Complex tools with many parameters or behaviors need more documentation. Simple tools need less. This dimension scales expectations accordingly.

Parameters3/5

Does the description clarify parameter syntax, constraints, interactions, or defaults beyond what the schema provides?

Schema description coverage is 100%, so the schema already documents all three parameters thoroughly. The description mentions 'Cosmos address' which aligns with 'delegatorAddress' but doesn't add any additional semantic context beyond what the schema provides. This meets the baseline for high schema coverage.

Input schemas describe structure but not intent. Descriptions should explain non-obvious parameter relationships and valid value ranges.

Purpose4/5

Does the description clearly state what the tool does and how it differs from similar tools?

The description clearly states the action ('Get all staking delegations') and target resource ('for a Cosmos address'), making the purpose immediately understandable. However, it doesn't differentiate from sibling tools like 'get_cosmos_account' or 'get_cosmos_rewards' that also retrieve Cosmos blockchain data, so it doesn't reach the highest score.

Agents choose between tools based on descriptions. A clear purpose with a specific verb and resource helps agents select the right tool.

Usage Guidelines2/5

Does the description explain when to use this tool, when not to, or what alternatives exist?
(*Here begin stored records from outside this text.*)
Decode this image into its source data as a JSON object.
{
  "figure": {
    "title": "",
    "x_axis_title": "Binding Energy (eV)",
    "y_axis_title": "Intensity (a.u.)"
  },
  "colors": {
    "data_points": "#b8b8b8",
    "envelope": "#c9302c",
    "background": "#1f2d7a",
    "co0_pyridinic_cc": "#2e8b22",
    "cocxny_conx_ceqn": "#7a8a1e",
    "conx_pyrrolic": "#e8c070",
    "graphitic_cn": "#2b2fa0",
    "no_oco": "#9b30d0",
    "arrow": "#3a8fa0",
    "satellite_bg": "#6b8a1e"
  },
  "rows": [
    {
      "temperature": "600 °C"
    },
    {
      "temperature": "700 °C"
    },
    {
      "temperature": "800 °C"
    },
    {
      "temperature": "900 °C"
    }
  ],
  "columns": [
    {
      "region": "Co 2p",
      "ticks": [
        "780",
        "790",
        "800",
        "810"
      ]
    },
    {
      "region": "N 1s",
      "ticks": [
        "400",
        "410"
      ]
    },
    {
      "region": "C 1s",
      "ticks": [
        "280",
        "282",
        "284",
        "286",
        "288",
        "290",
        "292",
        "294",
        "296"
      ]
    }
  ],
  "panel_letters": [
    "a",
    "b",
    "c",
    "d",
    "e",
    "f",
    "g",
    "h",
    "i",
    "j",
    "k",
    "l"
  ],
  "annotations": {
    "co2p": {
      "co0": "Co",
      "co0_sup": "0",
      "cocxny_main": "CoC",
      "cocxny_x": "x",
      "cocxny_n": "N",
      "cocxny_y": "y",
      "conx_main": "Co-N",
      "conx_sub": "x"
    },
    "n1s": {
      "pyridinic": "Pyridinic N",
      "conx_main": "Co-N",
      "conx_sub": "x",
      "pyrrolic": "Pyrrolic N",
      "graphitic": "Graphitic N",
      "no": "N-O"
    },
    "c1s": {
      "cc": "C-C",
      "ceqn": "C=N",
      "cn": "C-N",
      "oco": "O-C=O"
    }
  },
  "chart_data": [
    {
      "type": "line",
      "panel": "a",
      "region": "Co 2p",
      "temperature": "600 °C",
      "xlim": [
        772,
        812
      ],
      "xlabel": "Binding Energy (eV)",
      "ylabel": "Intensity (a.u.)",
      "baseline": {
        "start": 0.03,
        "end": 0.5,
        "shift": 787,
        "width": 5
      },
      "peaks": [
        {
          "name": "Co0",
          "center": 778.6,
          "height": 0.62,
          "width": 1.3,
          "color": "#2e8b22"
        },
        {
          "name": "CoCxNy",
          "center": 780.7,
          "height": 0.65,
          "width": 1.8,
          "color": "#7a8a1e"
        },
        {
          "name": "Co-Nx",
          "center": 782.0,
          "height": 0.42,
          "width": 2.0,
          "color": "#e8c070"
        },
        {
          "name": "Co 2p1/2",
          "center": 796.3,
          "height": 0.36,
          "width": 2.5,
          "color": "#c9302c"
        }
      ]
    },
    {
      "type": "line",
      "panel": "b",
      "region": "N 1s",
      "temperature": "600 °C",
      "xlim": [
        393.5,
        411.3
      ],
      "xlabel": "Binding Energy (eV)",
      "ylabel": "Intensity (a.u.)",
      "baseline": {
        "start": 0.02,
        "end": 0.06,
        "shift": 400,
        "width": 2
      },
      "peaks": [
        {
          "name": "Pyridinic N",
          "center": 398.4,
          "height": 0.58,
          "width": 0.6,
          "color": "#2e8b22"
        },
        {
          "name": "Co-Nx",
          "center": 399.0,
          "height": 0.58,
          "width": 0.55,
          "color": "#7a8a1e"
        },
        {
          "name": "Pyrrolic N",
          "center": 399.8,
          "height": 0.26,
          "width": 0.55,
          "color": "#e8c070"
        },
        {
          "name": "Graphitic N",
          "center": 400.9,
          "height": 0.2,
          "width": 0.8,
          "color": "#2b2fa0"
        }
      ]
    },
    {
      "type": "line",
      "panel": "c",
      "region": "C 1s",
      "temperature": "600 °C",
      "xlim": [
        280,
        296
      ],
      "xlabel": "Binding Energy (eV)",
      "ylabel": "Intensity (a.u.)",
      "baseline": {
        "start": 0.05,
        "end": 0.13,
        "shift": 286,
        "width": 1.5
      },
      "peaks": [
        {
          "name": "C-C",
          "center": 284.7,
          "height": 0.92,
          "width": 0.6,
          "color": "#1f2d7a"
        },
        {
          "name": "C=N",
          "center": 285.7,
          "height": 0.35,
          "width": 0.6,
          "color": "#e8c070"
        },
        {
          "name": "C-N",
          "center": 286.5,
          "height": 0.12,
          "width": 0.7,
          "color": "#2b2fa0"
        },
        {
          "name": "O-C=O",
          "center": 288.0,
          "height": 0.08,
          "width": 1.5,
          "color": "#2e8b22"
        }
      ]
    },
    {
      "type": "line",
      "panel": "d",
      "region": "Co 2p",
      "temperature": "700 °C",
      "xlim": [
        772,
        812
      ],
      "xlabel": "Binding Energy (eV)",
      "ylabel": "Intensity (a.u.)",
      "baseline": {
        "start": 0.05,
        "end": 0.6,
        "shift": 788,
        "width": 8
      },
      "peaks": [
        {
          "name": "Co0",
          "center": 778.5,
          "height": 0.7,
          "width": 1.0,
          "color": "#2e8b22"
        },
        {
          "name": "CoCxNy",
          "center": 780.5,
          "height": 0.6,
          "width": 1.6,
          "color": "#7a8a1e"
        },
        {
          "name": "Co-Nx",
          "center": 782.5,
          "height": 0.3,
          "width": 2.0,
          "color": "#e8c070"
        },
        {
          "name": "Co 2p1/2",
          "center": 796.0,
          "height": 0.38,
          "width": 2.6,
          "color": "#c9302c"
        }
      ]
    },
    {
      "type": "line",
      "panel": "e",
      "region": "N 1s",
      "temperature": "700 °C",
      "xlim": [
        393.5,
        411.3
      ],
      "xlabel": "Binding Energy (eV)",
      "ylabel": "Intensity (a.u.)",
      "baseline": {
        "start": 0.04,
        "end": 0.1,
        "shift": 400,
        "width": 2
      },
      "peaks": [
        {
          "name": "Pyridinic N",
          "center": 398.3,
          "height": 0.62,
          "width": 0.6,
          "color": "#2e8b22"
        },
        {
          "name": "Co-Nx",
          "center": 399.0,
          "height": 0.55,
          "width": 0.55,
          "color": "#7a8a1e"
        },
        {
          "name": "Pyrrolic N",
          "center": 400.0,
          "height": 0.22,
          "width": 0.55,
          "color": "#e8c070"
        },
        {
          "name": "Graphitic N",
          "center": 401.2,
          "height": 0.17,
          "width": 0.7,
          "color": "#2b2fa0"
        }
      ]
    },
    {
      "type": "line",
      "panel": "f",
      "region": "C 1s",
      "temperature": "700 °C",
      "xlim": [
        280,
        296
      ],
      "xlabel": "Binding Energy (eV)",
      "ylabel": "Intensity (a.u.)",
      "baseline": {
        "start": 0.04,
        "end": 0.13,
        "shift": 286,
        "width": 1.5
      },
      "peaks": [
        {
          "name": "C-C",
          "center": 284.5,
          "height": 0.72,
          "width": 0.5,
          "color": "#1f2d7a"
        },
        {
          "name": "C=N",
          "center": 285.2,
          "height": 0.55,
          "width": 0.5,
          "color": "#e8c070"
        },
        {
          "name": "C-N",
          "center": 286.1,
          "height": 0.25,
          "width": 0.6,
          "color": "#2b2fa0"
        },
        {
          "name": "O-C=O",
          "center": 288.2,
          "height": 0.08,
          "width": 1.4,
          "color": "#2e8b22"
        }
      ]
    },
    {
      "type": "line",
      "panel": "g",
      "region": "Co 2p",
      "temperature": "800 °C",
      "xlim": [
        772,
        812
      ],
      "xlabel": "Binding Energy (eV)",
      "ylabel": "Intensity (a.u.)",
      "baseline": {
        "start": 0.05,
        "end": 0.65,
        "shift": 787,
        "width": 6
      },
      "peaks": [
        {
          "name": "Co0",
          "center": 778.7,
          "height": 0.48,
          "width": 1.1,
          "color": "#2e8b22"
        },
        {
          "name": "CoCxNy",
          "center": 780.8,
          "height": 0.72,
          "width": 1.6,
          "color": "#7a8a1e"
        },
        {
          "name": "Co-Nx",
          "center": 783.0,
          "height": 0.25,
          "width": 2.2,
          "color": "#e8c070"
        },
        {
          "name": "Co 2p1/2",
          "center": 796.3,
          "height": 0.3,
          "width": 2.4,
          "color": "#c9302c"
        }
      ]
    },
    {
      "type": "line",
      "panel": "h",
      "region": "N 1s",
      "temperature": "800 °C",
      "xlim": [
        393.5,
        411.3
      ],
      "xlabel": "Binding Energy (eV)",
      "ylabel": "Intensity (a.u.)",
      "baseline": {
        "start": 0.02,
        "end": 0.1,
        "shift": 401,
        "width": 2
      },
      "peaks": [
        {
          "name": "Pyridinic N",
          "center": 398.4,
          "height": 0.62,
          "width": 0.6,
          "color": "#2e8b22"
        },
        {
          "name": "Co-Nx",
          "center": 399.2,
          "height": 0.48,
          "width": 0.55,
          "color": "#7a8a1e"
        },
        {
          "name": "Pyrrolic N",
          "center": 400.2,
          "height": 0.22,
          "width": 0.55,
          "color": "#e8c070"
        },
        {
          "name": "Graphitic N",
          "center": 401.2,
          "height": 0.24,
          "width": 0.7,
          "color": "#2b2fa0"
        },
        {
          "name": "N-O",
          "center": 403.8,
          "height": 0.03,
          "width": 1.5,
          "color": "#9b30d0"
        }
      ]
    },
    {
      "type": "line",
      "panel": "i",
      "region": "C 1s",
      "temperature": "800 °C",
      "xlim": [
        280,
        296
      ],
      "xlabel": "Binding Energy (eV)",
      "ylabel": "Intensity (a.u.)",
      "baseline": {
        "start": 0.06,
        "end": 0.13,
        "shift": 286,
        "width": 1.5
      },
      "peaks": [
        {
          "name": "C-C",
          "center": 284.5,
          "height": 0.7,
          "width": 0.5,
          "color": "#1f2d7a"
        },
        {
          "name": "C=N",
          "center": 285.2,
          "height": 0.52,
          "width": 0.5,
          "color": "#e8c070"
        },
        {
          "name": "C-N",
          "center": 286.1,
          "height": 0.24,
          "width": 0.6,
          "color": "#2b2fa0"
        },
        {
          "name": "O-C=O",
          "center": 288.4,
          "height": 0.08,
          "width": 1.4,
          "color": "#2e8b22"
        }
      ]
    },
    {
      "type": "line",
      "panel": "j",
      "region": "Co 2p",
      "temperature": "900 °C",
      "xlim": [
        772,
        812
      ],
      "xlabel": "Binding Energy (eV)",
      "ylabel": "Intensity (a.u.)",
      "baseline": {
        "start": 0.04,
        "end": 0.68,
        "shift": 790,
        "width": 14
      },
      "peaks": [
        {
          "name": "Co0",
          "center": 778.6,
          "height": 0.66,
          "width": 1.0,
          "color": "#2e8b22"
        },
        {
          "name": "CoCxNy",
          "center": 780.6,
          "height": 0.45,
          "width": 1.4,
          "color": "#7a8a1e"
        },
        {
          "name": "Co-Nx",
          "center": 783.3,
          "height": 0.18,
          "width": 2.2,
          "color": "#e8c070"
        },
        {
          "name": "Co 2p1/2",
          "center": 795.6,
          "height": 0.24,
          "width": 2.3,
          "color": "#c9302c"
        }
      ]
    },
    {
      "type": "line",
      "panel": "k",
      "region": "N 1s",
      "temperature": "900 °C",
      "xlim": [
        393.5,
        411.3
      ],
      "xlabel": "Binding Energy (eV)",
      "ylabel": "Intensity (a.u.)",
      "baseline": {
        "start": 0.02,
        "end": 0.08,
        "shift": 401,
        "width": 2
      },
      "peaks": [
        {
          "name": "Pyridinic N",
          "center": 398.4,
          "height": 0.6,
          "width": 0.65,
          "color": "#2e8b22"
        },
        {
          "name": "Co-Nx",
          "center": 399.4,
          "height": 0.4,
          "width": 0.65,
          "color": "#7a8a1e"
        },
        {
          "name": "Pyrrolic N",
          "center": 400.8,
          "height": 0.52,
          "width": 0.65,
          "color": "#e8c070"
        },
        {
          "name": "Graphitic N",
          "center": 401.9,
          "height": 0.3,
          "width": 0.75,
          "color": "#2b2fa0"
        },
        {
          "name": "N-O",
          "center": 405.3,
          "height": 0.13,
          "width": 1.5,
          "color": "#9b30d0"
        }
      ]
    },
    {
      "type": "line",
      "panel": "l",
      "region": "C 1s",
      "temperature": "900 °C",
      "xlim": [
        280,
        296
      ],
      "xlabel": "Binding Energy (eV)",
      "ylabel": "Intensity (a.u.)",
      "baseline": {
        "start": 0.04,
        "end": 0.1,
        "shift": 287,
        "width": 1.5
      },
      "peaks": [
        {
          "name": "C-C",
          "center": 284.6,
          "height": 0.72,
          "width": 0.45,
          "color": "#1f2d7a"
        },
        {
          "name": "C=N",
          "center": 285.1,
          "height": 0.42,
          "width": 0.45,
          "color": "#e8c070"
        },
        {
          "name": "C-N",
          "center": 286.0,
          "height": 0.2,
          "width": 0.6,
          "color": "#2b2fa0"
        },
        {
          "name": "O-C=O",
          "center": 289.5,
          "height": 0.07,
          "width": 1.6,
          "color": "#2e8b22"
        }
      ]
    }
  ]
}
The description provides no guidance on when to use this tool versus alternatives. It doesn't mention when this is appropriate compared to other Cosmos-related tools (like 'get_cosmos_balance' or 'get_cosmos_rewards') or what specific use cases it serves. The agent must infer usage from the name alone.

Agents often have multiple tools that could apply. Explicit usage guidance like "use X instead of Y when Z" prevents misuse.